Where Xploding Plastix get a little off-track is when they aim for pure electronic melody and collage. Their tracks are still good, but they just aren't distinctive enough to stand out. 'Dizzy Blonde', with its cartoonish, whimsical feel, would make a great soundtrack for a kid's video game in Japan, but it's overshadowed by the disc's jazzier selections. 'The Cave In Proper' sounds like it could have come from any number of bands on the Warp label's roster. Finally, the mix of breakbeat overload and digitally sweet washes on 'One Bullet Fits All' makes for a tuneful and hectic song, but it still doesn't quite satisfy.
The issue is one of comparison; while these latter tracks would warrant unquestioning praise if they were in almost anyone else's catalog, they aren't as explosive or gripping as those in which Xploding Plastix invoke the demons of John Barry, Jack Trombey, or Piero Piccioni at their swarthiest. First-timers should first purchase 'Amateur Girlfriends Go Proskirt Agents' - right away - and experience what all the fuss is about. If they like what they hear, they, and longtime fans, should check out 'The Donca Matic Singalongs'. You'll be sure to enjoy it; just don't listen to the CD expecting a sequel.
Posted by Mike W. at 22:02, 04 Jan 2004
Motion: Movement In Australian Sound (PRE003)
[ review of: Motion: Movement In Australian Sound by Candlesnuffer, Pimmon, Matthew Thomas...(PRE003)
]As global communication and cheap air travel help diminish geographic homogeneity in the arts, there's less of a need to showcase music based on national identity. That being said, the Preservation label has done an excellent job of assembling a compilation of Australian names and soon-to-be names. Its
artistic decisions on which musicians to include and the ordering of their tracks create a mood ranging from low-key and lulling to pensive - like the sound of an abyss just starting to crack open beneath your feet.

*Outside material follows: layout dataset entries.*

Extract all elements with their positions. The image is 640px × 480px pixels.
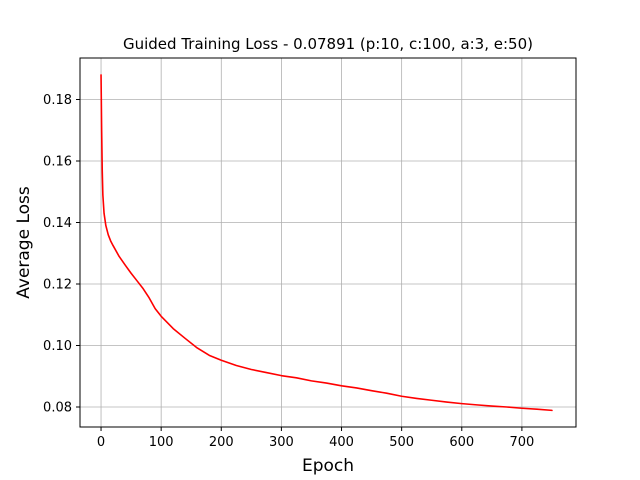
axes-frame (79, 57, 577, 428)
x-tick-label: 700 (509, 435, 534, 450)
series-layer (100, 74, 553, 412)
x-tick-label: 300 (269, 435, 294, 450)
y-tick-label: 0.10 (43, 339, 72, 354)
loss-series-line (100, 74, 553, 412)
y-tick-label: 0.08 (43, 401, 72, 416)
x-tick-label: 600 (449, 435, 474, 450)
x-tick-label: 400 (329, 435, 354, 450)
grid (80, 58, 576, 427)
x-tick-label: 500 (389, 435, 414, 450)
x-tick-label: 200 (209, 435, 234, 450)
y-tick-label: 0.14 (43, 216, 72, 231)
y-axis-label: Average Loss (14, 186, 34, 299)
x-tick-label: 100 (149, 435, 174, 450)
x-axis-label: Epoch (302, 456, 354, 476)
ticks: 0 100 200 300 400 500 600 700 0.08 0.10 0.12 0.14 0.… (43, 93, 534, 450)
chart-title: Guided Training Loss - 0.07891 (p:10, c:… (123, 35, 533, 53)
y-tick-label: 0.12 (43, 278, 72, 293)
x-tick-label: 0 (97, 435, 105, 450)
y-tick-label: 0.18 (43, 93, 72, 108)
y-tick-label: 0.16 (43, 155, 72, 170)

One of the most noteworthy artists on the set is Alan Lamb, having built his reputation on a series of CDs using the interplay of telephone wires and the variable Australian environment. While his track, 'Fragment of the Outback', doesn't pioneer any new stylistic territory, the gut-chilling ambient terror that his work always evokes - the monolithic drones and high-tension explosions emanating from wires cracking and reverberating in the wind - is welcome.
Other well-known names include Pimmon and Oren Ambarchi, but many of the delights on 'Motion' come from artists whose names aren't yet familiar to the international music scene. Qua's 'Stranger Comforts Have Slipped By' opens with a ping-pong irritation ricocheting across the speakers, only to be joined by a blanket of warmer, comforting electronics and plucked guitar strings. Pretty Boy Crossover's 'In So Far' is the closest thing on these discs to a pop song - imagine the shoegazing band Slowdive being remixed by Jetone or Mitchell Akiyama.
Minit closes 'Motion' out with the 11-minute 'IJmuiden', a slow-motion dream with broken piano and keyboard bits traveling through radio transmission static. If you use your imagination, you can almost hear the deep whooshing sound of a didgeridoo in the mix as well. Probably an audio hallucination caused by some latent desire to link the music back to the country - old habits are difficult to break. In the end, though, the success of 'Motion' is based not on where the musicians reside but on one simple thing: the engaging choices that they all made in their compositions.